In this course we shall study some of the literary and visual works that shaped and responded to the tumultuous history of the eighteenth century. In particular, we shall pay attention to the ways in which writers and artists used a wide range of forms, from satirical prints to philosophical essays, political poems, and sentimental novels to redefine what it means to be human: Is it our capacity to reason and feel? To trade and own things? To be free?
In particular, we shall study how they made sense of a wide range of sometimes contradictory phenomena, including:
- the rise of the middle class in a highly stratified society;
- changes in gender roles and the institution of marriage;
- industrialization, urbanization and the simultaneous idealization of country life;
- the defense of liberty and the existence of slavery;
- the brilliant use of often raucous and vulgar textual and visual satires and the emphasis on politeness and Enlightenment values;
- capitalism, colonialism, and globalization;
- British views on the American, French, and Haitian Revolutions, and the Napoleonic Wars.
We shall also ask how “Britishness” came to be defined in the eighteenth century, especially in relation to English, Irish, Scottish, European identities, a phenomenon that will help us better understand some of the issues surrounding Brexit, that is, the decision to leave the European Union.
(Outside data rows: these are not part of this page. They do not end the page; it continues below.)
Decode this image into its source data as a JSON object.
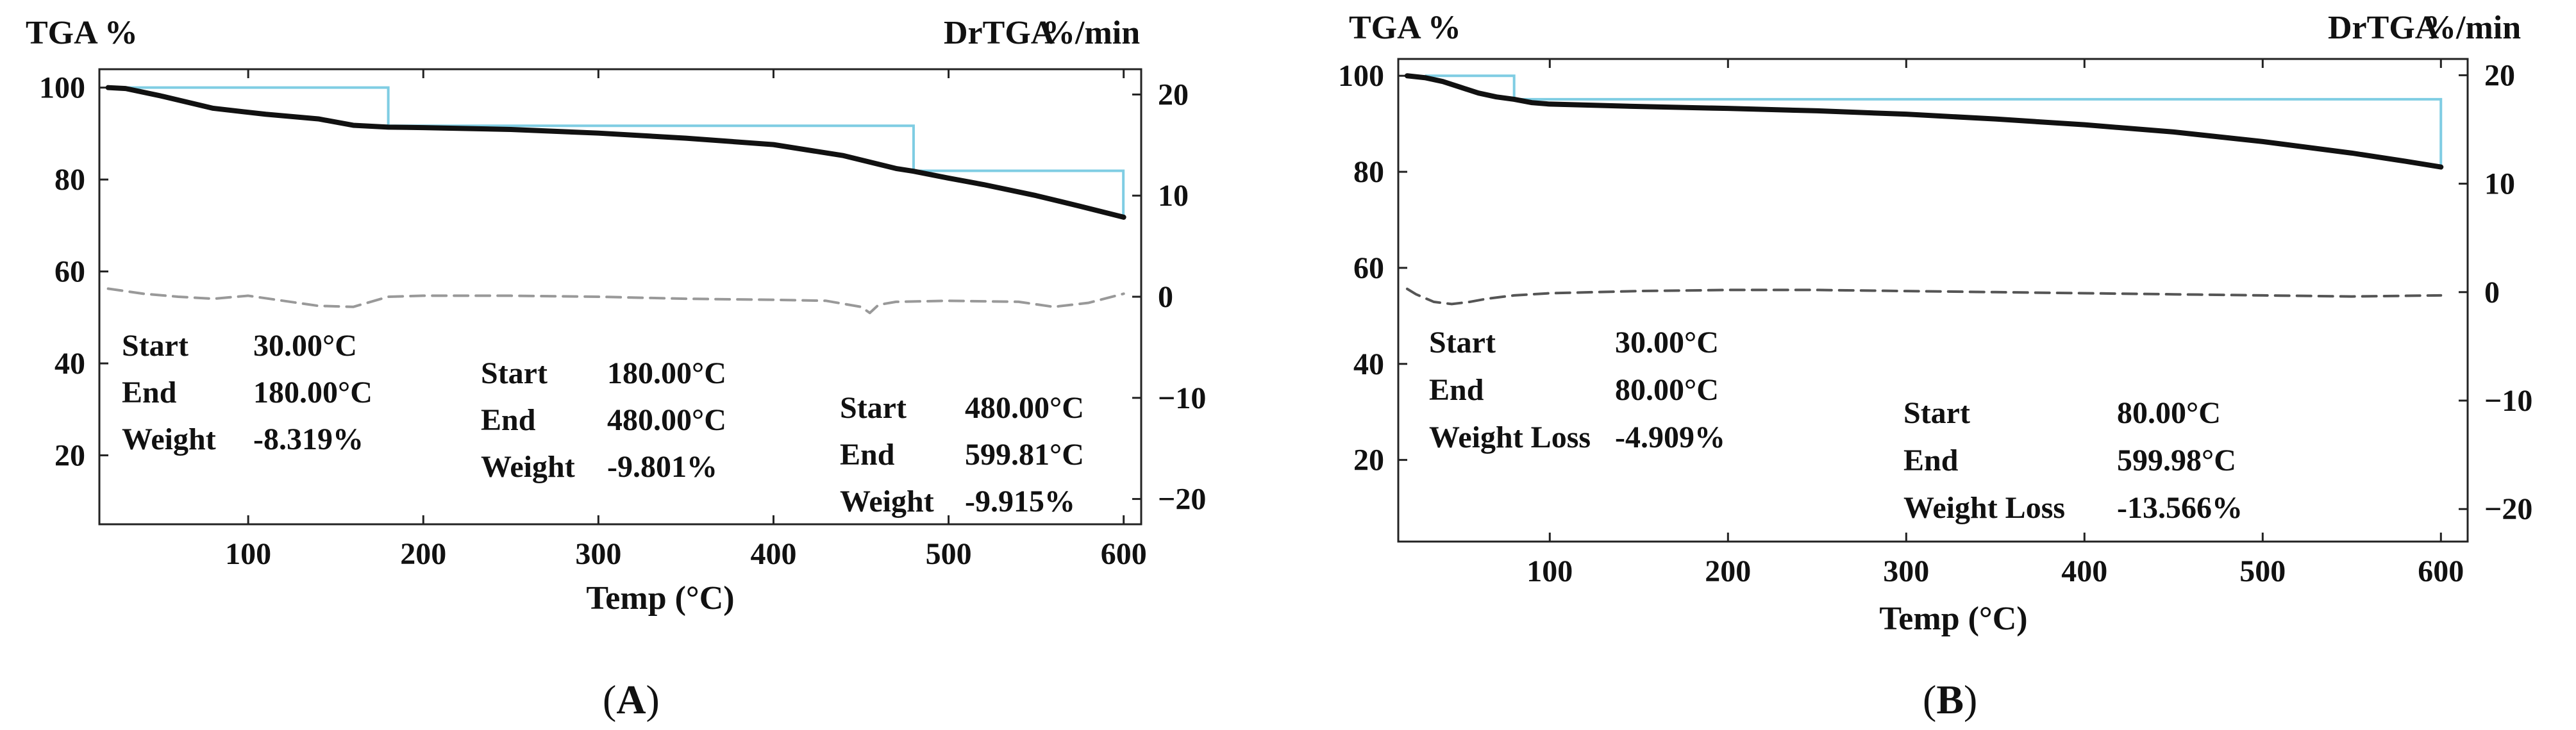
{
  "chart_data": [
    {
      "type": "line",
      "panel_label_open": "(",
      "panel_label_letter": "A",
      "panel_label_close": ")",
      "xlabel": "Temp (°C)",
      "ylabel_left": "TGA %",
      "ylabel_right_name": "DrTGA",
      "ylabel_right_unit": "%/min",
      "xlim": [
        15,
        610
      ],
      "ylim_left": [
        5,
        104
      ],
      "ylim_right": [
        -22.5,
        22.5
      ],
      "x_ticks": [
        100,
        200,
        300,
        400,
        500,
        600
      ],
      "y_left_ticks": [
        20,
        40,
        60,
        80,
        100
      ],
      "y_right_ticks": [
        20,
        10,
        0,
        -10,
        -20
      ],
      "y_right_tick_labels": [
        "20",
        "10",
        "0",
        "−10",
        "−20"
      ],
      "series": [
        {
          "name": "TGA",
          "color": "#111111",
          "x": [
            20,
            30,
            50,
            80,
            110,
            140,
            160,
            180,
            200,
            250,
            300,
            350,
            400,
            440,
            470,
            480,
            500,
            520,
            550,
            575,
            600
          ],
          "y": [
            100,
            99.8,
            98.2,
            95.5,
            94.2,
            93.2,
            91.8,
            91.4,
            91.3,
            90.9,
            90.1,
            89.0,
            87.6,
            85.2,
            82.4,
            81.8,
            80.3,
            78.9,
            76.5,
            74.2,
            71.8
          ]
        },
        {
          "name": "DrTGA",
          "color": "#999999",
          "dashed": true,
          "x": [
            20,
            40,
            60,
            80,
            100,
            120,
            140,
            160,
            180,
            200,
            250,
            300,
            350,
            400,
            430,
            450,
            455,
            460,
            470,
            500,
            540,
            560,
            570,
            580,
            600
          ],
          "y": [
            0.8,
            0.3,
            0.0,
            -0.2,
            0.1,
            -0.4,
            -0.9,
            -1.0,
            0.0,
            0.1,
            0.1,
            0.0,
            -0.2,
            -0.3,
            -0.4,
            -1.0,
            -1.6,
            -0.8,
            -0.5,
            -0.4,
            -0.5,
            -1.0,
            -0.8,
            -0.6,
            0.3
          ]
        }
      ],
      "steps": {
        "color": "#7fcde3",
        "segments": [
          {
            "x_start": 30,
            "x_end": 180,
            "y_level": 100,
            "y_bottom": 91.7
          },
          {
            "x_start": 180,
            "x_end": 480,
            "y_level": 91.7,
            "y_bottom": 81.9
          },
          {
            "x_start": 480,
            "x_end": 599.81,
            "y_level": 81.9,
            "y_bottom": 72.0
          }
        ]
      },
      "annotations": [
        {
          "labels": [
            "Start",
            "End",
            "Weight"
          ],
          "values": [
            "30.00°C",
            "180.00°C",
            "-8.319%"
          ]
        },
        {
          "labels": [
            "Start",
            "End",
            "Weight"
          ],
          "values": [
            "180.00°C",
            "480.00°C",
            "-9.801%"
          ]
        },
        {
          "labels": [
            "Start",
            "End",
            "Weight"
          ],
          "values": [
            "480.00°C",
            "599.81°C",
            "-9.915%"
          ]
        }
      ]
    },
    {
      "type": "line",
      "panel_label_open": "(",
      "panel_label_letter": "B",
      "panel_label_close": ")",
      "xlabel": "Temp (°C)",
      "ylabel_left": "TGA %",
      "ylabel_right_name": "DrTGA",
      "ylabel_right_unit": "%/min",
      "xlim": [
        15,
        615
      ],
      "ylim_left": [
        3,
        103.5
      ],
      "ylim_right": [
        -23,
        21.5
      ],
      "x_ticks": [
        100,
        200,
        300,
        400,
        500,
        600
      ],
      "y_left_ticks": [
        20,
        40,
        60,
        80,
        100
      ],
      "y_right_ticks": [
        20,
        10,
        0,
        -10,
        -20
      ],
      "y_right_tick_labels": [
        "20",
        "10",
        "0",
        "−10",
        "−20"
      ],
      "series": [
        {
          "name": "TGA",
          "color": "#111111",
          "x": [
            20,
            30,
            40,
            50,
            60,
            70,
            80,
            90,
            100,
            150,
            200,
            250,
            300,
            350,
            400,
            450,
            500,
            550,
            580,
            600
          ],
          "y": [
            100,
            99.6,
            98.8,
            97.6,
            96.4,
            95.6,
            95.1,
            94.4,
            94.1,
            93.6,
            93.2,
            92.7,
            92.0,
            91.0,
            89.8,
            88.3,
            86.3,
            83.9,
            82.2,
            81.0
          ]
        },
        {
          "name": "DrTGA",
          "color": "#555555",
          "dashed": true,
          "x": [
            20,
            25,
            35,
            45,
            55,
            65,
            80,
            100,
            150,
            200,
            250,
            300,
            350,
            400,
            450,
            500,
            550,
            600
          ],
          "y": [
            0.3,
            -0.2,
            -0.9,
            -1.1,
            -0.9,
            -0.6,
            -0.3,
            -0.1,
            0.1,
            0.2,
            0.2,
            0.1,
            0.0,
            -0.1,
            -0.2,
            -0.3,
            -0.4,
            -0.3
          ]
        }
      ],
      "steps": {
        "color": "#7fcde3",
        "segments": [
          {
            "x_start": 30,
            "x_end": 80,
            "y_level": 100,
            "y_bottom": 95.1
          },
          {
            "x_start": 80,
            "x_end": 599.98,
            "y_level": 95.1,
            "y_bottom": 81.5
          }
        ]
      },
      "annotations": [
        {
          "labels": [
            "Start",
            "End",
            "Weight Loss"
          ],
          "values": [
            "30.00°C",
            "80.00°C",
            "-4.909%"
          ]
        },
        {
          "labels": [
            "Start",
            "End",
            "Weight Loss"
          ],
          "values": [
            "80.00°C",
            "599.98°C",
            "-13.566%"
          ]
        }
      ]
    }
  ]
}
We shall study works by such authors as Daniel Defoe, Jonathan Swift, Olaudah Equiano, William Blake, Mary Wollstonecraft, and Jane Austen alongside a wide range of works of art, from paintings by Thomas Gainsborough, Joseph Wright of Derby, and J.M.W. Turner to pottery by Josiah Wedgwood. In particular, we shall take advantage of the CU Art Museum’s extensive collection of prints by William Hogarth to explore how this London artist, writer, businessman, and philanthropist represented the world around him in wonderfully detailed satirical and other prints, some of which are often seen as precursors to modern comics.